Novel Coronavirus (COVID-19) Cases, provided by JHU CSSE
https://systems.jhu.edu/research/public-health/ncov/
29.14k stars 18.44k forks source link

Mixed files: csse_covid_19_daily_reports/03-23-2020.csv contains US data by county, previous days data completely different. #1441

Open brazirl opened 4 years ago

brazirl commented 4 years ago

Mixed files: https://github.com/CSSEGISandData/COVID-19/blob/master/csse_covid_19_data/csse_covid_19_daily_reports/03-23-2020.csv contains US data by county. Other files in this directory contain other countries data, but not US data by county.

simonnuss commented 4 years ago

Agreed, the latest update is a completely different schema. This is a critical error

FredSchuller commented 4 years ago

I also agree, the number of columns must stay the same for all files. And the size of the daily file becomes huge when there's one line per US county.

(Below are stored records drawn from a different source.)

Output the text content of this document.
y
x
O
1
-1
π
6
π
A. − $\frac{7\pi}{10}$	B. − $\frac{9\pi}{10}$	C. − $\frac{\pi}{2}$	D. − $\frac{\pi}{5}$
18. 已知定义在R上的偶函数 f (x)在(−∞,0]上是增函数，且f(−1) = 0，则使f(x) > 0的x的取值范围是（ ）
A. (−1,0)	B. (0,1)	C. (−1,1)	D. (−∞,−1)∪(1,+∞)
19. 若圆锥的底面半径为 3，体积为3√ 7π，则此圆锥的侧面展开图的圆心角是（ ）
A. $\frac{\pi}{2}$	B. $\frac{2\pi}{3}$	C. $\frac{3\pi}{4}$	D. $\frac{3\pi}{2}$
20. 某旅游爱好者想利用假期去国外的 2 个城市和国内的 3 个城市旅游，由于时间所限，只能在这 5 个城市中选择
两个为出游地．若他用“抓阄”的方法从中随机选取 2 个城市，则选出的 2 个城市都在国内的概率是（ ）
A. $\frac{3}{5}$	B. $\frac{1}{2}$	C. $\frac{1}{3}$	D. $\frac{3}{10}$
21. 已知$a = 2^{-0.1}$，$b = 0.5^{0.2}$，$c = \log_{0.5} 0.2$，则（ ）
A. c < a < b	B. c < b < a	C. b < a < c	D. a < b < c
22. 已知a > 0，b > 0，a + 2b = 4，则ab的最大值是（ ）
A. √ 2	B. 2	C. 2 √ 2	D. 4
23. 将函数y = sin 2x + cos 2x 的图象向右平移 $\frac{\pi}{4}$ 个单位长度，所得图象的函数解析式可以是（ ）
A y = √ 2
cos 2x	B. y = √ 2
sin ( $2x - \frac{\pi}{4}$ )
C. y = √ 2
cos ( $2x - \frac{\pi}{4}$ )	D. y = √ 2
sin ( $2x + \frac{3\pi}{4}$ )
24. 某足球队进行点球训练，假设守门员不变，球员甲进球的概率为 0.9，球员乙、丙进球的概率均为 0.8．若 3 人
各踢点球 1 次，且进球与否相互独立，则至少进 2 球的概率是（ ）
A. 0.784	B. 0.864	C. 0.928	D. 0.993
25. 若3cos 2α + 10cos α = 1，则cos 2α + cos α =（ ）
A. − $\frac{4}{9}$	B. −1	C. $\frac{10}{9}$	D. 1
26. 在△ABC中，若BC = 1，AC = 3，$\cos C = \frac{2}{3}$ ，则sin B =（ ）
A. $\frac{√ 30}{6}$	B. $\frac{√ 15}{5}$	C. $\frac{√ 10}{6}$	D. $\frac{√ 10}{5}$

jonisapp commented 4 years ago

@JordanMarr I can understand where people are upset because these data are very important today and it's as if the the dataset was meant to be as inconsistent as possible... It's a lot of daily work. Maybe a good solution would be to ask the mainteners to take it into account...

JordanMarr commented 4 years ago

@JordanMarr I can understand where people are upset because these data are very important today and it's as if the the dataset was meant to be as inconsistent as possible... It's a lot of daily work. Maybe a good solution would be to ask the mainteners to take it into account...

I also understand why people are upset. I was upset after time spent troubleshooting my own report this morning.

My "is that tone really helpful" comment was meant to be more of a "remember to breath" reminder.
A mistake is a mistake. :)

jonisapp commented 4 years ago

@JordanMarr I agree !

thoughtafter commented 4 years ago

I wrote import code for these files today which handles the different formats. The people I'm working with want the US county level data. I think a better strategy would have been to leave all existing fields the same and add new fields for new data. If there is a reason for the change in field names and order one option would be to maintain 2 sets of files. It wouldn't be hard to keep the data in the new format and convert to the old (see #1458). Likewise it wouldn't be difficult to convert the older format to new so people could use either set depending on their needs. Still, I get the feeling that there are not enough brains and minds currently on hand to respond to all the needs.